Lenient lexing/parsing of code snippets

Hello awesome clang community!

The combination of clang/llvm is so powerful that I'm sure what I'm
about to ask is simple. Unfortunately I've worked for about a month
and gotten nowhere. After RTFMing as much as possible, I'm reaching
out here.

I'm trying to use cfe to lex/parse code snippets. The snippets will be
complete functions but they will be taken mostly out of their original
context. I'd like to generate an AST for the code. I've tried several
different ways of doing this one my own. The major problem is that
when taken out of context, most of the variables are undefined. I've
tried iteratively compiling the code and modifying it at after each
compilation by adding declarations for the missing variables (which I
catch using a DiagnosticConsumer). This is cumbersome and, actually,
mostly just does not work.

Is there a way to do this? Did I miss some obvious set of
documentation somewhere? If this isn't already doable, can any of the
experts here recommend some best practices for something like this?

Any help would be greatly appreciated. Thanks for everything that you
are doing to make the CFE as great a toolset as it is!


This problem doesn't sound possible. When you have a code snippet taken out of any context, then you have no information about the types of any variable (or the definition of most of the types). This makes constructing an AST impossible (you don't say what language you're using, but if it's C++ then you don't even know from a snippet whether a+b is an arithmetic operation or a method invocation, even if it's C, then you don't know what the type promotion should be).

I think, to answer the question that you want to be asking, we need to know what you want to do with the AST.


Take a look a this interesting summer of code project. I think it goes
into the same direction as yours, flexible parsing of incomplete code.


Thank you Guilherme and David for your responses!

As you rightly pointed out, David, this is not a "normal" thing to do.
And, again as you rightly deciphered, the target language is C++.

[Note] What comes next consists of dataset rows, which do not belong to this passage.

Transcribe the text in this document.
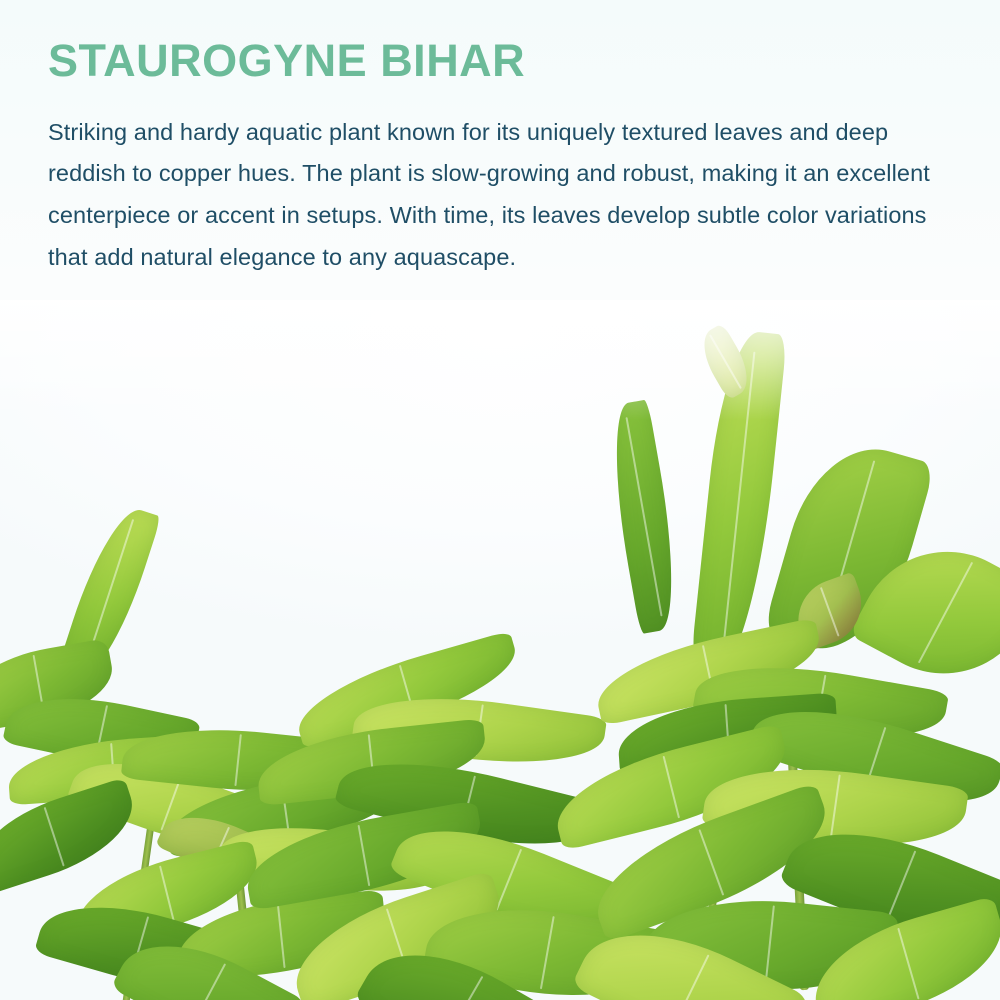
STAUROGYNE BIHAR

Striking and hardy aquatic plant known for its uniquely textured leaves and deep reddish to copper hues. The plant is slow-growing and robust, making it an excellent centerpiece or accent in setups. With time, its leaves develop subtle color variations that add natural elegance to any aquascape.
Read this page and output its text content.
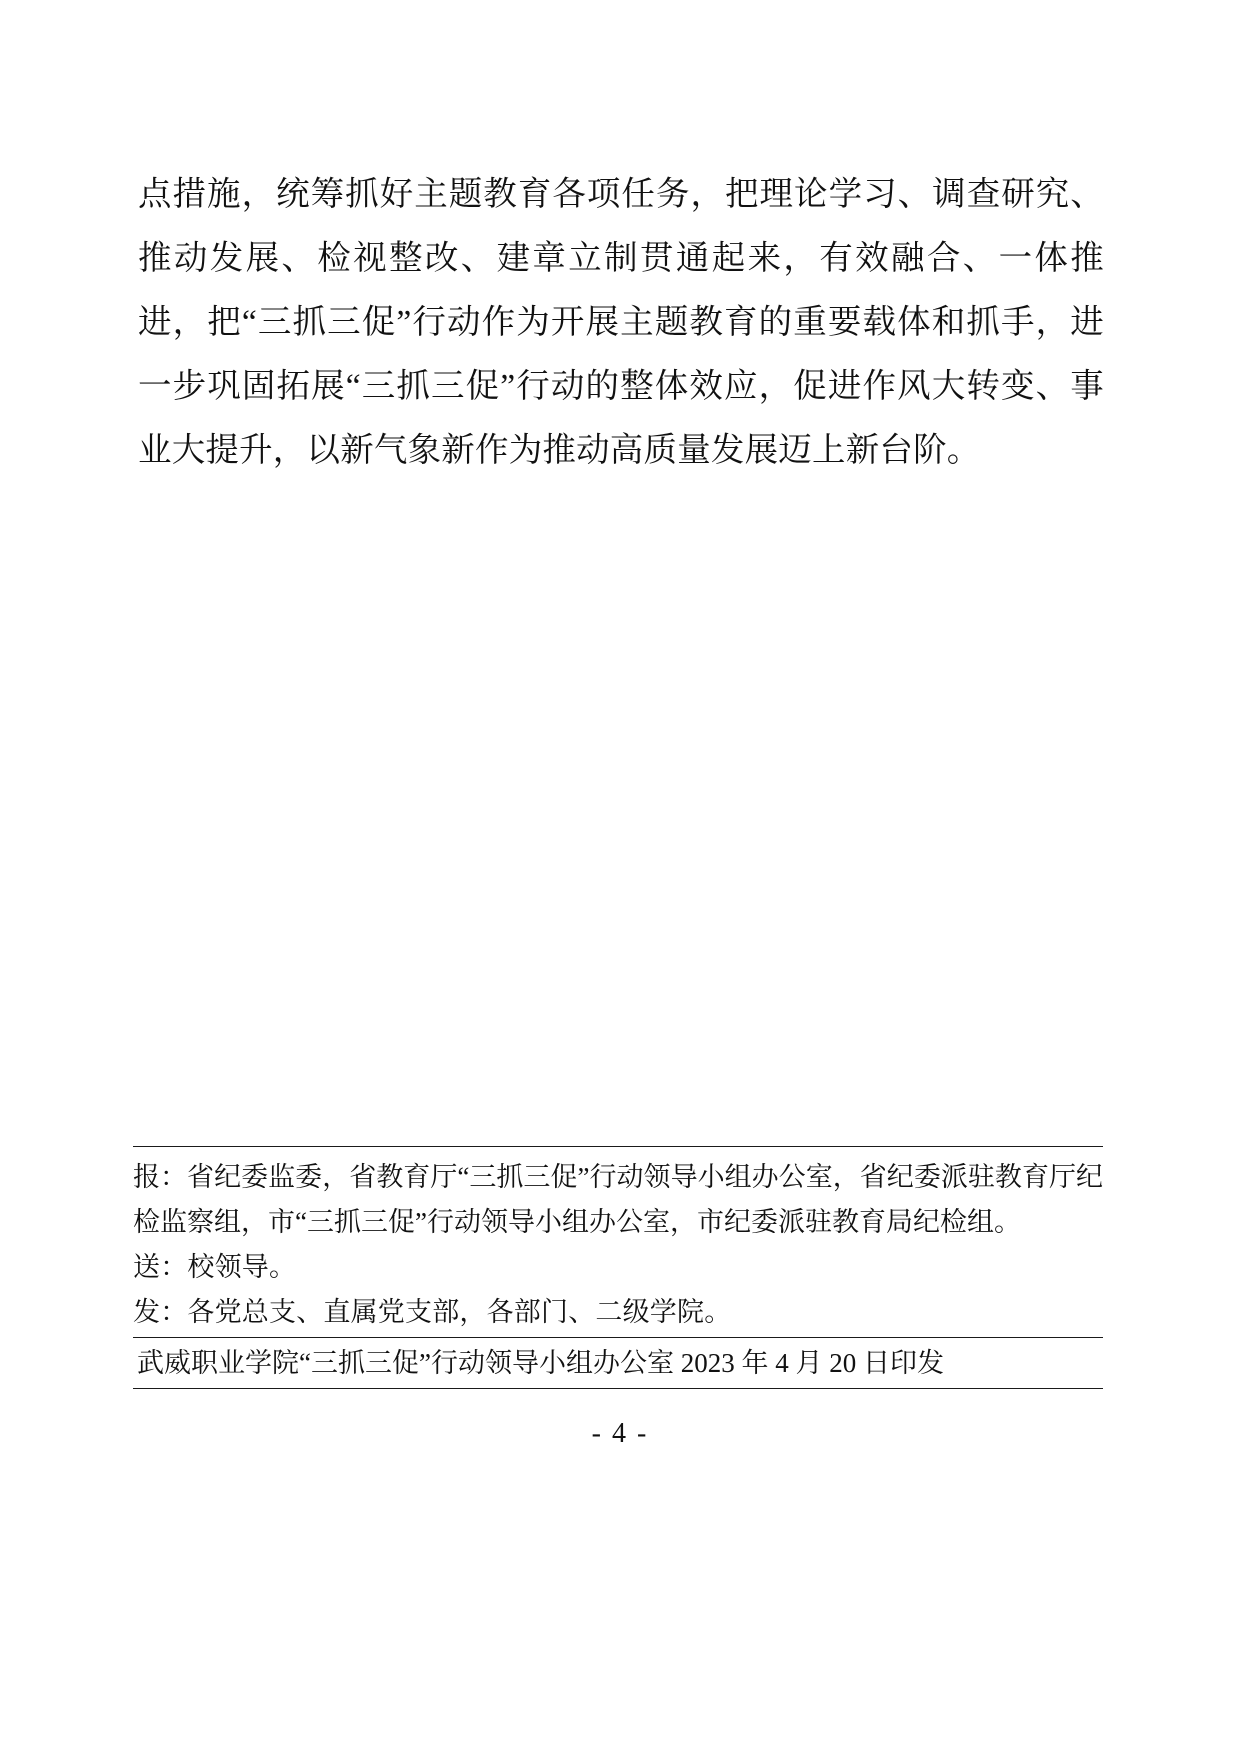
点措施，统筹抓好主题教育各项任务，把理论学习、调查研究、推动发展、检视整改、建章立制贯通起来，有效融合、一体推进，把“三抓三促”行动作为开展主题教育的重要载体和抓手，进一步巩固拓展“三抓三促”行动的整体效应，促进作风大转变、事业大提升，以新气象新作为推动高质量发展迈上新台阶。

报：省纪委监委，省教育厅“三抓三促”行动领导小组办公室，省纪委派驻教育厅纪检监察组，市“三抓三促”行动领导小组办公室，市纪委派驻教育局纪检组。
送：校领导。
发：各党总支、直属党支部，各部门、二级学院。
武威职业学院“三抓三促”行动领导小组办公室 2023 年 4 月 20 日印发
- 4 -
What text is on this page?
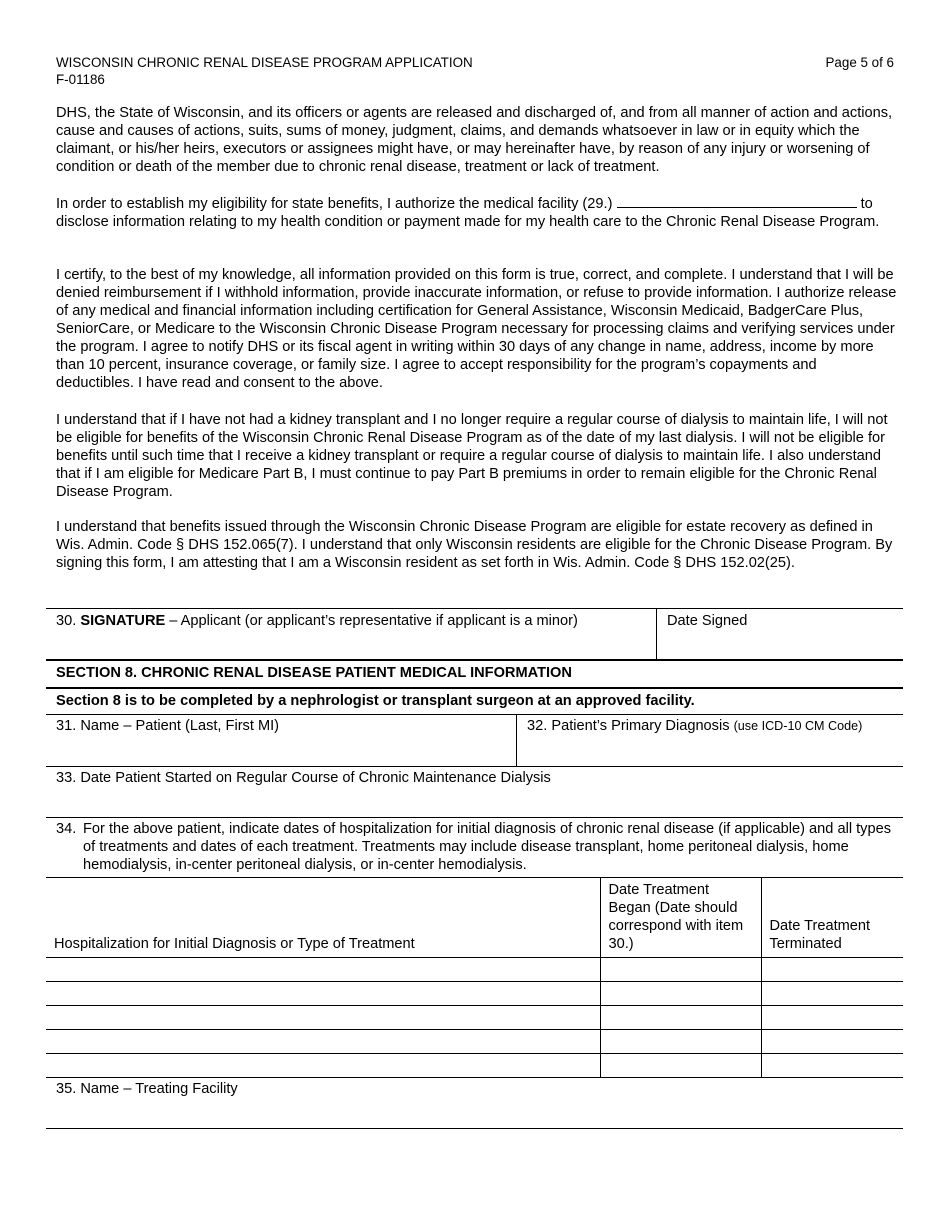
WISCONSIN CHRONIC RENAL DISEASE PROGRAM APPLICATION
F-01186
Page 5 of 6

DHS, the State of Wisconsin, and its officers or agents are released and discharged of, and from all manner of action and actions, cause and causes of actions, suits, sums of money, judgment, claims, and demands whatsoever in law or in equity which the claimant, or his/her heirs, executors or assignees might have, or may hereinafter have, by reason of any injury or worsening of condition or death of the member due to chronic renal disease, treatment or lack of treatment.

In order to establish my eligibility for state benefits, I authorize the medical facility (29.)	to disclose information relating to my health condition or payment made for my health care to the Chronic Renal Disease Program.

I certify, to the best of my knowledge, all information provided on this form is true, correct, and complete. I understand that I will be denied reimbursement if I withhold information, provide inaccurate information, or refuse to provide information. I authorize release of any medical and financial information including certification for General Assistance, Wisconsin Medicaid, BadgerCare Plus, SeniorCare, or Medicare to the Wisconsin Chronic Disease Program necessary for processing claims and verifying services under the program. I agree to notify DHS or its fiscal agent in writing within 30 days of any change in name, address, income by more than 10 percent, insurance coverage, or family size. I agree to accept responsibility for the program’s copayments and deductibles. I have read and consent to the above.

I understand that if I have not had a kidney transplant and I no longer require a regular course of dialysis to maintain life, I will not be eligible for benefits of the Wisconsin Chronic Renal Disease Program as of the date of my last dialysis. I will not be eligible for benefits until such time that I receive a kidney transplant or require a regular course of dialysis to maintain life. I also understand that if I am eligible for Medicare Part B, I must continue to pay Part B premiums in order to remain eligible for the Chronic Renal Disease Program.

I understand that benefits issued through the Wisconsin Chronic Disease Program are eligible for estate recovery as defined in Wis. Admin. Code § DHS 152.065(7). I understand that only Wisconsin residents are eligible for the Chronic Disease Program. By signing this form, I am attesting that I am a Wisconsin resident as set forth in Wis. Admin. Code § DHS 152.02(25).

30. SIGNATURE – Applicant (or applicant’s representative if applicant is a minor)	Date Signed
SECTION 8. CHRONIC RENAL DISEASE PATIENT MEDICAL INFORMATION
Section 8 is to be completed by a nephrologist or transplant surgeon at an approved facility.
31. Name – Patient (Last, First MI)	32. Patient’s Primary Diagnosis (use ICD-10 CM Code)
33. Date Patient Started on Regular Course of Chronic Maintenance Dialysis
34. For the above patient, indicate dates of hospitalization for initial diagnosis of chronic renal disease (if applicable) and all types of treatments and dates of each treatment. Treatments may include disease transplant, home peritoneal dialysis, home hemodialysis, in-center peritoneal dialysis, or in-center hemodialysis.
Hospitalization for Initial Diagnosis or Type of Treatment	Date Treatment Began (Date should correspond with item 30.)	Date Treatment Terminated

35. Name – Treating Facility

All might not be lost, though. My ultimate goal is not so detailed
that I would need to know every detail of the program. In fact, David,
your example is quite illustrative of what I do NOT need to know.


y = x + b;

I don't particularly care whether or not that is a method invocation
and/or the type conversion. I am mostly concerned with doing analysis
on the names of variables and very high-level control flow

Ideally, I would really just like to have a parse tree, although I've
yet to find a way to get that without clang knowing much more about
the types than I can possibly tell it.

I will look very closely at the GSOC output, Guilherme. Based on what
little I've seen so far, it looks incredibly promising. Thank you for
digging that up for me.

Based on the additional information that I sent here (which I should
have provided in my first message, sorry!), please let me know if I am
missing something obvious.

Again, I appreciate your willingness to let me tap into the collective
expertise on this list!


Hi Will, I don’t think you’re missing anything obvious. Clang’s parse tree is the result of semantic analysis, at which point a + b is fully resolved (type promotion, overload resolution, etc.). Clang knows how to skip function bodies for example but that’s much more clearly defined than what you’re trying to do.